Он велел принести для Веры Алексеевны кресло и подушку, а для себя старый картуз, чтоб волосы не лезли в глаза, и сам принялся за работу.

– Ах, разбойники, что делают. Надо среза?ть, а они ее как морковку дергают. Невежество… Пропала к черту грядка! А вот это, между прочим, Verbe?na officinalis, рекомендую.

– Ты нас прямо-таки знакомишь. А почему officialis?

– Officinalis, ангельчик. А римляне ее называли цветком Венеры и Марса.

Сидя на корточках на краю грядки и дергая сорняки, он называл Вере Алексеевне растения, и странно было наблюдать, как его большие руки с осторожностью двигались вокруг стеблей. Устройством своего садика он занимался любовно и всерьез. Об этом увлечении мужа Вера Алексеевна уже знала, но теперь убедилось, что оно далеко не поверхностно.

– Так что, ангельчик, если будет мигрень или простуда, я уж знаю, что надо. А ты чудо как хороша с этой лавандой, прямо портрет писать.

– Ты тоже, – с улыбкой сказала Вера Алексеевна.
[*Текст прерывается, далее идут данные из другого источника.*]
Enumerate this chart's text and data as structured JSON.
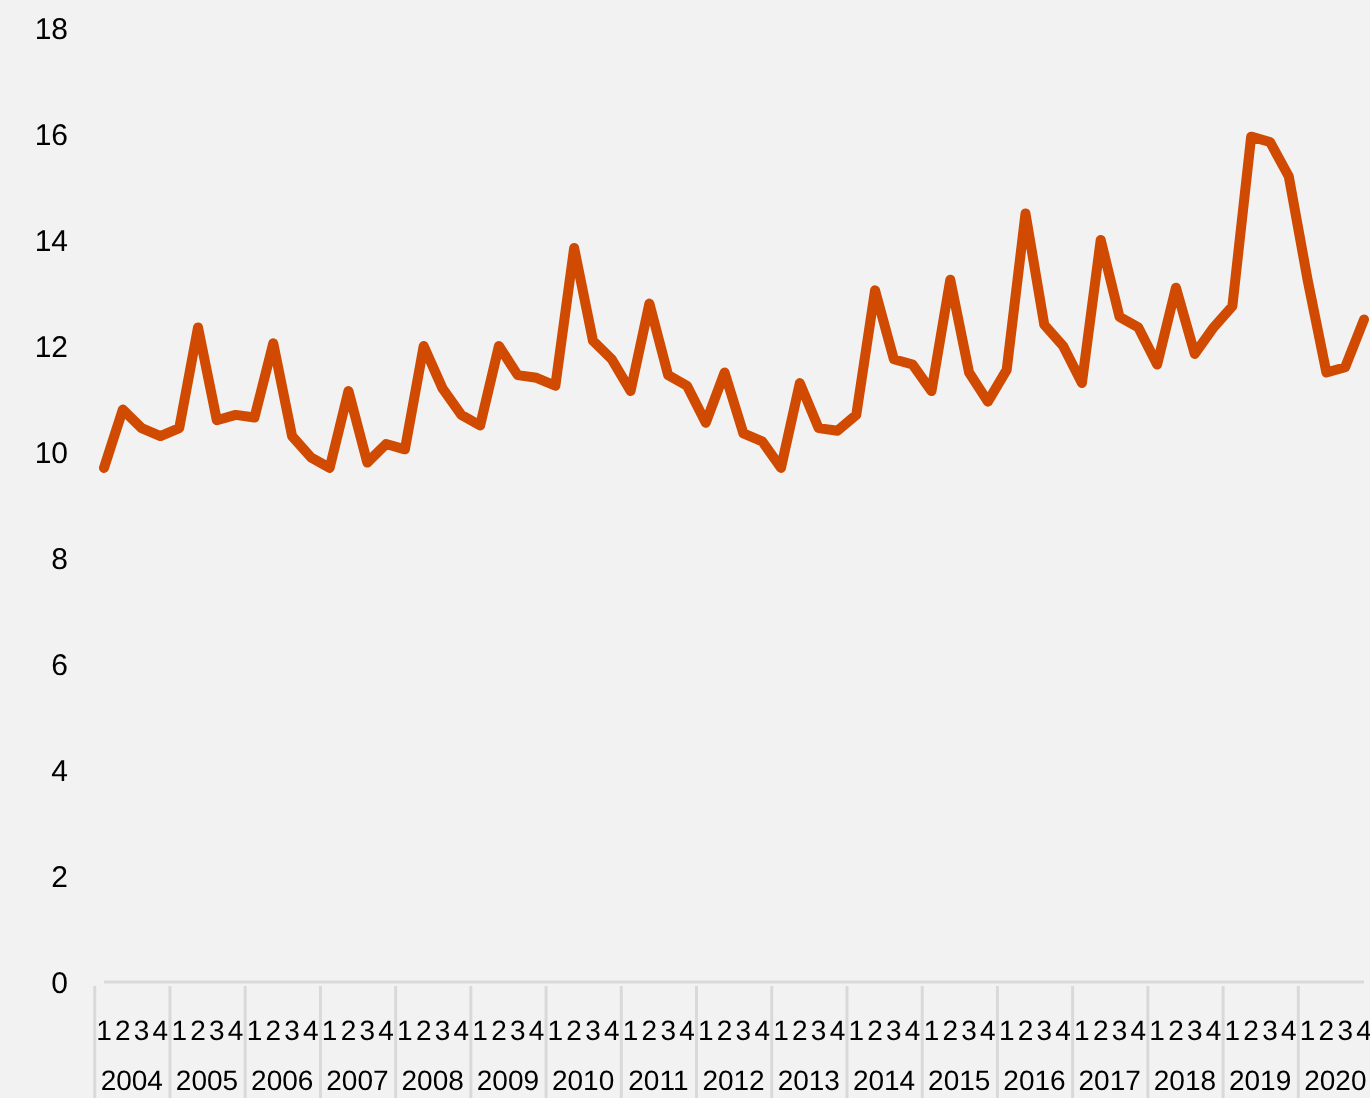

– Да уж точно в сказке – «вижу, хорош, ишь как черти-то выкатали». Картуз набоку и физиономия в земле. В полку животики бы надорвали – ротмистр Муравьев грядку копает, – и сам покатился со смеху, вообразив эту картину.

«Тёма», – мысленно позвала Вера Алексеевна и загадала про себя, обернется или нет.

Глава 11

1820 год – третий год их жизни в Петербурге – выдался беспокойным. Вера Алексеевна, несомненно уже, носила ребенка; ей бывало нехорошо, и больше всех волновался Артамон, стоило той оступиться или неловко повернуться. Будь его воля, он бы вообще запретил жене вставать, но Вера Алексеевна твердо поставила на своем: она не больна, в постельном режиме не нуждается и намерена вести привычный образ жизни до тех пор, пока будет в силах. Удручало Веру Алексеевну только то, что нельзя было гулять за городом, на просторе – езда по мостовой, даже самой гладкой, отзывалась мучительной болью в спине. Приходилось довольствоваться прогулками по набережной. Проходя порой мимо решетки Таврического сада, Вера Алексеевна жалела, что не может побывать внутри. Гранитная Воскресенская набережная, как ни странно, казалась ей куда невзрачнее вологодской. Вера Алексеевна спросила однажды мужа, не думает ли он о переводе в армию, куда-нибудь в провинцию. Ответом был удивленный взгляд, словно она сказала ни с чем не сообразную глупость.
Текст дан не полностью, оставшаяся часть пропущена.